After doing a teeny bit of sterling work on behalf of the humble downtrodden governess in the previous story Poor Miss Huntingford, EFB and his faceless narrator return to undo it all here.  It's a year later and Miss H has now married the eldest son of her former employer Mrs Naseby, making her a very wealthy woman, society queen, etc.  The story tells of the first encounter between this new Mrs Naseby and arch-snob Lady Grantham, while Miss Grantham (from Poor Miss Huntingford), here thoroughly de-clawed and
outclassed by her mother*, merely looks on.  How will the humble ex-Miss Huntingford deal with this harpie?  Well, the fact is that she's gone totally native:
She lounged up to the cedar where we were sitting, bowed to me as if she ought to remember me but just did not, with that sublime self-possession which I had always imagined a thing which some were born with, but to be as unattainable as the line of aristocratic ancestors with which it is usually coupled.

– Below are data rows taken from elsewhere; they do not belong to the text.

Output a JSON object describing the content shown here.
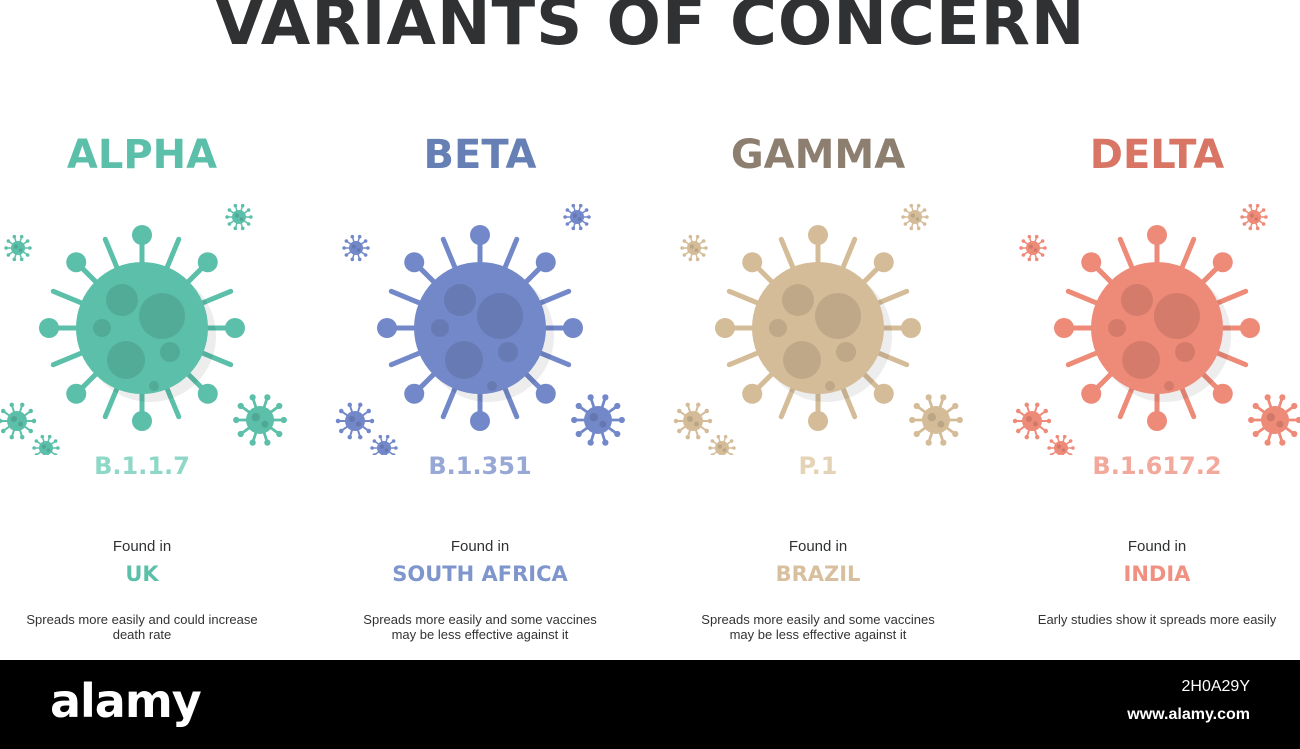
{
  "title": "VARIANTS OF CONCERN",
  "variants": [
    {
      "name": "ALPHA",
      "code": "B.1.1.7",
      "found_label": "Found in",
      "country": "UK",
      "description": "Spreads more easily and could increase death rate",
      "color": "#5bbfa9",
      "icon": "virus-icon"
    },
    {
      "name": "BETA",
      "code": "B.1.351",
      "found_label": "Found in",
      "country": "SOUTH AFRICA",
      "description": "Spreads more easily and some vaccines may be less effective against it",
      "color": "#7388c9",
      "icon": "virus-icon"
    },
    {
      "name": "GAMMA",
      "code": "P.1",
      "found_label": "Found in",
      "country": "BRAZIL",
      "description": "Spreads more easily and some vaccines may be less effective against it",
      "color": "#d4bc98",
      "icon": "virus-icon"
    },
    {
      "name": "DELTA",
      "code": "B.1.617.2",
      "found_label": "Found in",
      "country": "INDIA",
      "description": "Early studies show it spreads more easily",
      "color": "#ee8a78",
      "icon": "virus-icon"
    }
  ],
  "heading_colors": [
    "#5bbfa9",
    "#6680b5",
    "#8d7f70",
    "#d97565"
  ],
  "code_colors": [
    "#8fd8c8",
    "#98a8d6",
    "#e4d3b7",
    "#f2a89a"
  ],
  "country_colors": [
    "#5bbfa9",
    "#7f96cc",
    "#d8c09e",
    "#f09080"
  ],
  "footer": {
    "logo": "alamy",
    "image_id": "2H0A29Y",
    "site": "www.alamy.com"
  }
}
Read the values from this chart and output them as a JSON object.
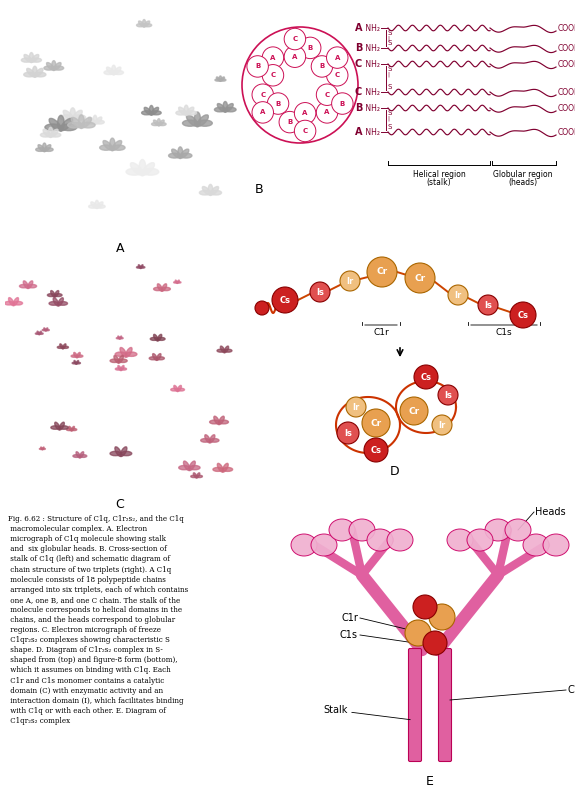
{
  "background": "#ffffff",
  "chain_color": "#800030",
  "circle_color": "#CC1055",
  "cr_color": "#E8A050",
  "ir_color": "#F0C080",
  "cs_color": "#CC2020",
  "is_color": "#E05050",
  "stalk_color": "#E060A0",
  "head_color": "#F0B0D0",
  "head_edge": "#CC0066",
  "chain_labels": [
    "A",
    "B",
    "C",
    "C",
    "B",
    "A"
  ],
  "fig_caption": "Fig. 6.62 : Structure of C1q, C1r₂s₂, and the C1q\n macromolecular complex. A. Electron\n micrograph of C1q molecule showing stalk\n and  six globular heads. B. Cross-section of\n stalk of C1q (left) and schematic diagram of\n chain structure of two triplets (right). A C1q\n molecule consists of 18 polypeptide chains\n arranged into six triplets, each of which contains\n one A, one B, and one C chain. The stalk of the\n molecule corresponds to helical domains in the\n chains, and the heads correspond to globular\n regions. C. Electron micrograph of freeze\n C1qr₂s₂ complexes showing characteristic S\n shape. D. Diagram of C1r₂s₂ complex in S-\n shaped from (top) and figure-8 form (bottom),\n which it assumes on binding with C1q. Each\n C1r and C1s monomer contains a catalytic\n domain (C) with enzymatic activity and an\n interaction domain (I), which facilitates binding\n with C1q or with each other. E. Diagram of\n C1qr₂s₂ complex"
}
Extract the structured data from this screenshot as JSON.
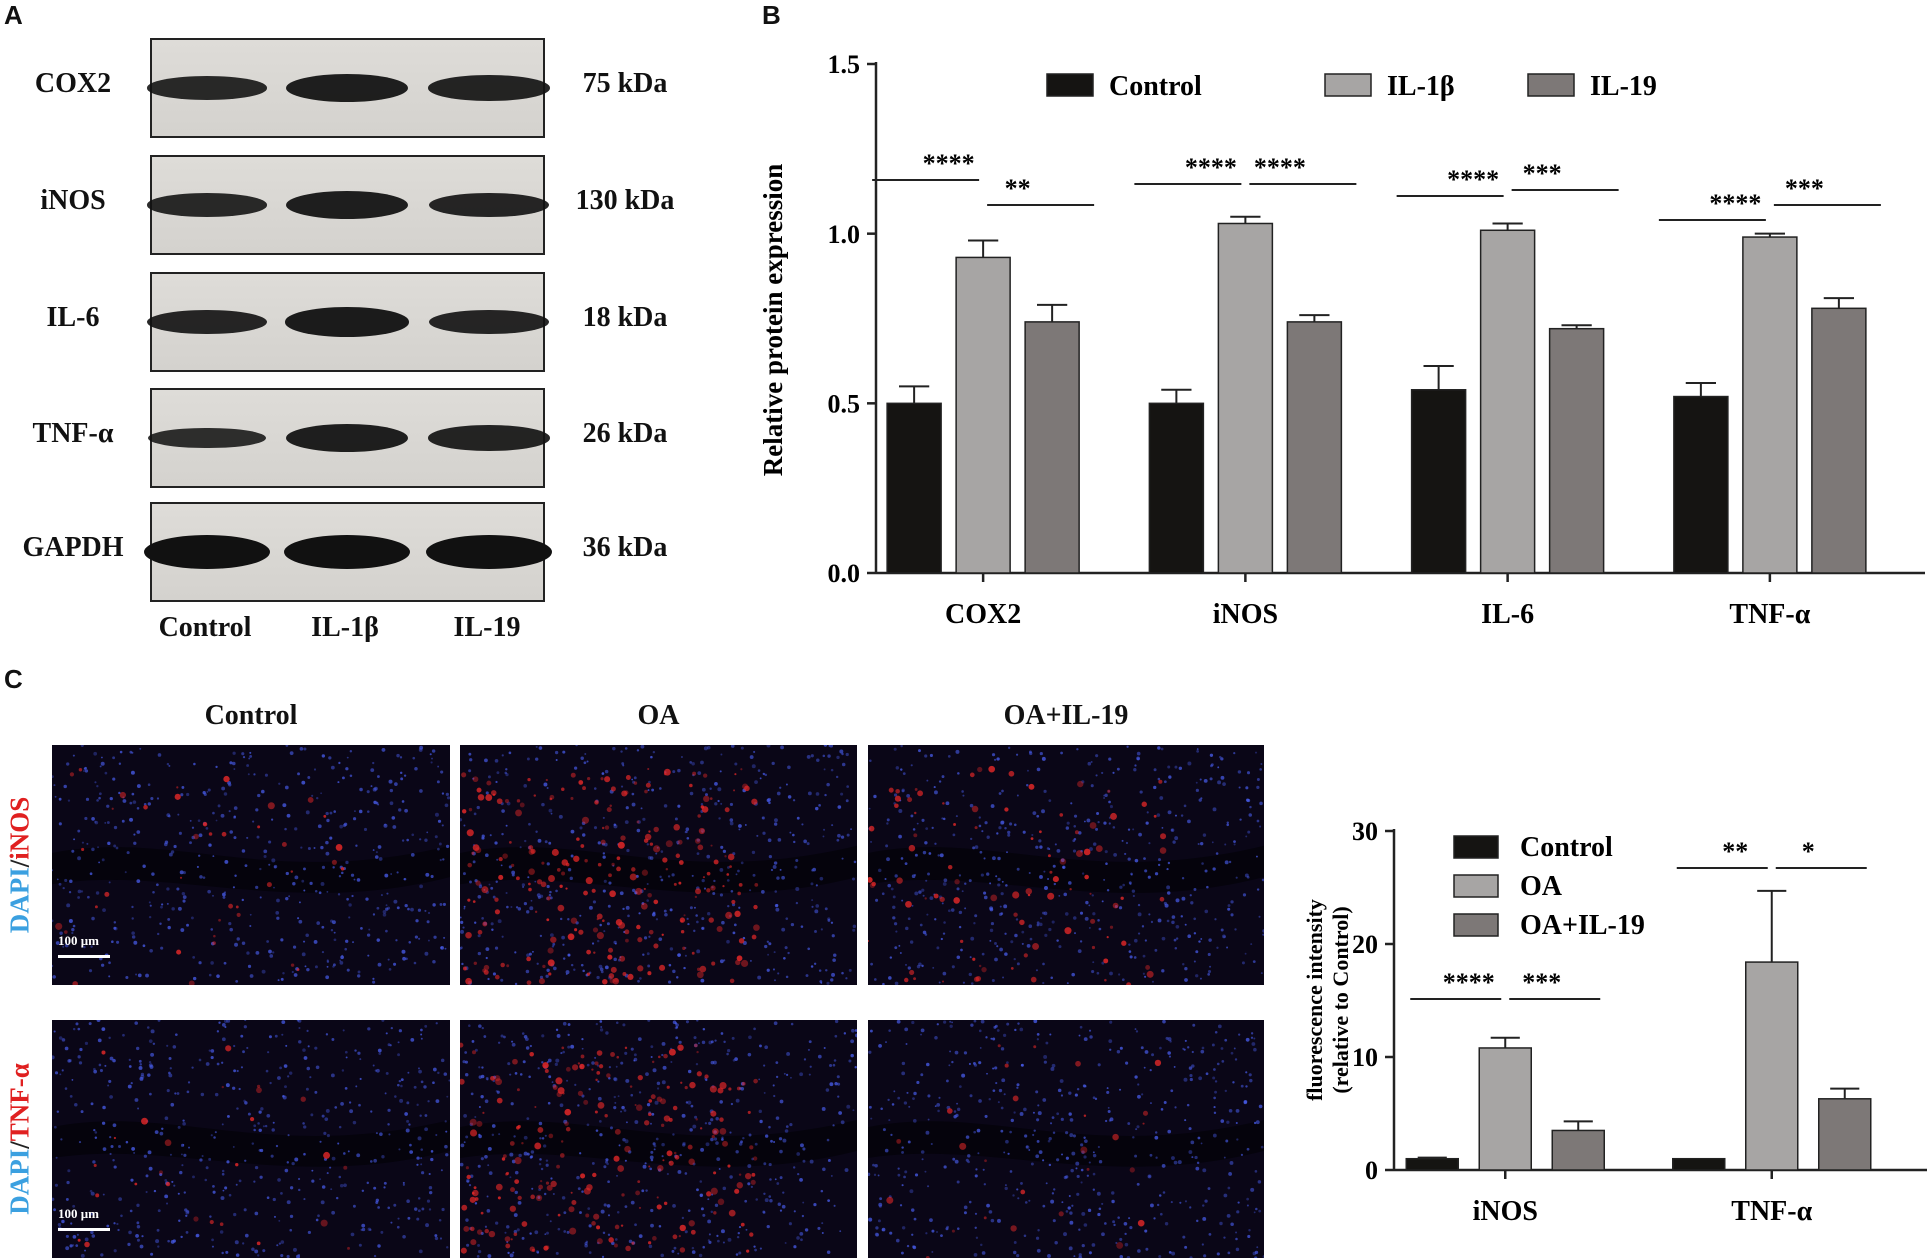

The long and the short is that the new Mrs Naseby has become as odious as everyone else in Society, and so is able to give as good as she gets in her no-holds-barred claws-unsheathed catfight with Lady G.
I do, however, think that the story is mistitled: the result is a draw.  You can judge for yourself: the story's available online here.

*Benson has seen fit to make Lady Grantham Spanish for no reason other than that jibes can be made about her not being English.
P.S. Almost forgot to mention that Dodo's dadastardly second husband (Prince Waldenech) makes a brief cameo appearance in the conversation here.